EFF asked the Supreme Court yesterday to weigh in on Vernor v. Autodesk, a case that tests whether the "first sale doctrine" will survive in the digital age.

Under the first sale doctrine, once a copyright owner sells or gives you a copy of her work, she gives up control of that particular copy. You buy it, you own it. This principle is extraordinarily important for consumers, as it makes it legal for you to resell, lend, or give away the books, CDs, DVDs, and software that you purchase.

Many copyright owners don’t like these limits; they’d rather be able to completely control the market for their products, including any secondary markets. Thus, in an effort to duck the first sale doctrine, companies increasingly claim that they are "licensing" products to consumers, instead of selling them.

That's exactly what's happening in Vernor. Timothy Vernor, an online software reseller, tried to auction four packages of Autodesk's AutoCAD software on eBay, but Autodesk threatened Mr. Vernor with a copyright infringement lawsuit, claiming that its software is only “licensed,” never sold and pointing to the fine print on the agreement it had with the original purchaser from whom Mr. Vernor obtained the software.

The public interest litigators at Public Citizen pitched in to help Mr. Vernor, and they filed suit in Seattle, asking the court to clarify his right to resell the software. The district court agreed with Vernor in 2009, but Autodesk appealed to the 9th U.S. Circuit Court of Appeals. There, justices wrongly held that the first sale doctrine doesn't apply as long as the vendor writes a user agreement that includes restrictions transforming a sale into a license. In other words, if you use the right "magic words," you can turn buyers of your works into renters, who don't have the right to resell, lend, or give away property they thought they owned.

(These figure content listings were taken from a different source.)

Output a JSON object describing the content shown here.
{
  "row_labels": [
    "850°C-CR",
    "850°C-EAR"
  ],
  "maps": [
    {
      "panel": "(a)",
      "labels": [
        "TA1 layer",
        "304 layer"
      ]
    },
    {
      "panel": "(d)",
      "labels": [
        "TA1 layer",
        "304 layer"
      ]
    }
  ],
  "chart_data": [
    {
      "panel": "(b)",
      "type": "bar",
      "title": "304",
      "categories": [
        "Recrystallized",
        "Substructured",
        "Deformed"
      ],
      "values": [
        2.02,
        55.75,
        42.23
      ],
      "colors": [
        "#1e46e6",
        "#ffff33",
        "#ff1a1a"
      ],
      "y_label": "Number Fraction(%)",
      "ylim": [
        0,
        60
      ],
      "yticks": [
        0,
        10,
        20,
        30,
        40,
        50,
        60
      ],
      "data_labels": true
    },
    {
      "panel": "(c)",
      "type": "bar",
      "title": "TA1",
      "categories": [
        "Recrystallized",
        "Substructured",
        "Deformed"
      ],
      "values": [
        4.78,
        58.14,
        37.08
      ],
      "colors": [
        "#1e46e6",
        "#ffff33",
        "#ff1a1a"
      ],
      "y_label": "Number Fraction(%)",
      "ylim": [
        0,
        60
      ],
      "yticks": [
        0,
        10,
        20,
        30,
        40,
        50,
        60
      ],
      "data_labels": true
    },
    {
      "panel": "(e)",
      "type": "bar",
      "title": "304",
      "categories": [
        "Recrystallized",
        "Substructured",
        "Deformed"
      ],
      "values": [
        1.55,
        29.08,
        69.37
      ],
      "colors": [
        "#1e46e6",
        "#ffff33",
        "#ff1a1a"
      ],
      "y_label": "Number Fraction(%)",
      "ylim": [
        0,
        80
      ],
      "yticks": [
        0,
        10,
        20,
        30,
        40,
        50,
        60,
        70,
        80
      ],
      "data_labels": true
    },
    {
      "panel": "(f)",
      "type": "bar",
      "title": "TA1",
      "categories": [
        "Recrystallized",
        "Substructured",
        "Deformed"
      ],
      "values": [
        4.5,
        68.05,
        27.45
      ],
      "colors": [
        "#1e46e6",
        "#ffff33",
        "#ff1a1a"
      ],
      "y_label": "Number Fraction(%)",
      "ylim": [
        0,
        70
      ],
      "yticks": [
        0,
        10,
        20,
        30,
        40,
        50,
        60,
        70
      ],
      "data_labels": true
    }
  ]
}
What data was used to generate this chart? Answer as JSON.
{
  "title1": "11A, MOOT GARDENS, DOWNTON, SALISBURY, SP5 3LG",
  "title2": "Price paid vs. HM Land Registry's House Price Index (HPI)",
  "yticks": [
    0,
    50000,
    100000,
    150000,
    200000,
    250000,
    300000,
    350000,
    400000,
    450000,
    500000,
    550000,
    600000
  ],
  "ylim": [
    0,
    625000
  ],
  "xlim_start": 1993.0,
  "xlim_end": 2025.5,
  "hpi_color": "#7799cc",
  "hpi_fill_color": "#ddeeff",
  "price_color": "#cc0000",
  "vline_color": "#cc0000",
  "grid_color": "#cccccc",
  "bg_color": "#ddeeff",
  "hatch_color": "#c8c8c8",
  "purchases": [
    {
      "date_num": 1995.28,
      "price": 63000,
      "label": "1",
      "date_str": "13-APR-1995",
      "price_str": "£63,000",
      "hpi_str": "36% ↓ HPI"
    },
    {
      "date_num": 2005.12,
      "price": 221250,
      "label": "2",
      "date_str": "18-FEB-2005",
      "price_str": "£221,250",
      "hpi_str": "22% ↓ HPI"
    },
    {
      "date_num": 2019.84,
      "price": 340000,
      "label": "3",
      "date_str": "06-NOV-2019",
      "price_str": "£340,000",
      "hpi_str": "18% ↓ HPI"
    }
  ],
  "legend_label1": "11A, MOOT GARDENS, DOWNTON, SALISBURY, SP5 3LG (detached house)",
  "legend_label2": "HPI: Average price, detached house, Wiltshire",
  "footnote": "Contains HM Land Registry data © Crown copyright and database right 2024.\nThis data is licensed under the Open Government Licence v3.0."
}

This decision was bad news for consumers. By undermining the crucial balance between copyright owners and users that supports used bookstores, libraries, DVD rentals, and so on, it hurt our ability to save a few dollars and our ability to retain, archive and access older, out-of-print materials. Libraries and second-hand sellers are often the only hope for these materials and the “long tail” community of researchers, historians and hobbyists that value them. And since software is embedded in an extraordinary array of content and devices, from videos to music to goods such as phones, picture frames, book readers, etc., all of which is made available subject to a EULA few consumers read, we worry that the decision may have an even broader impact.

This Ninth Circuit got this one wrong, which is why we asked the Supreme Court to hear this case. A coalition of public interest, consumer, and library groups joined EFF in the amicus brief, including several national library associations, Public Knowledge, the Consumer Federation of America, and U.S. PIRG. We hope that the Court agrees to review the case and treats it as an opportunity to put consumer rights and expectations ahead of the overreaching demands of software vendors.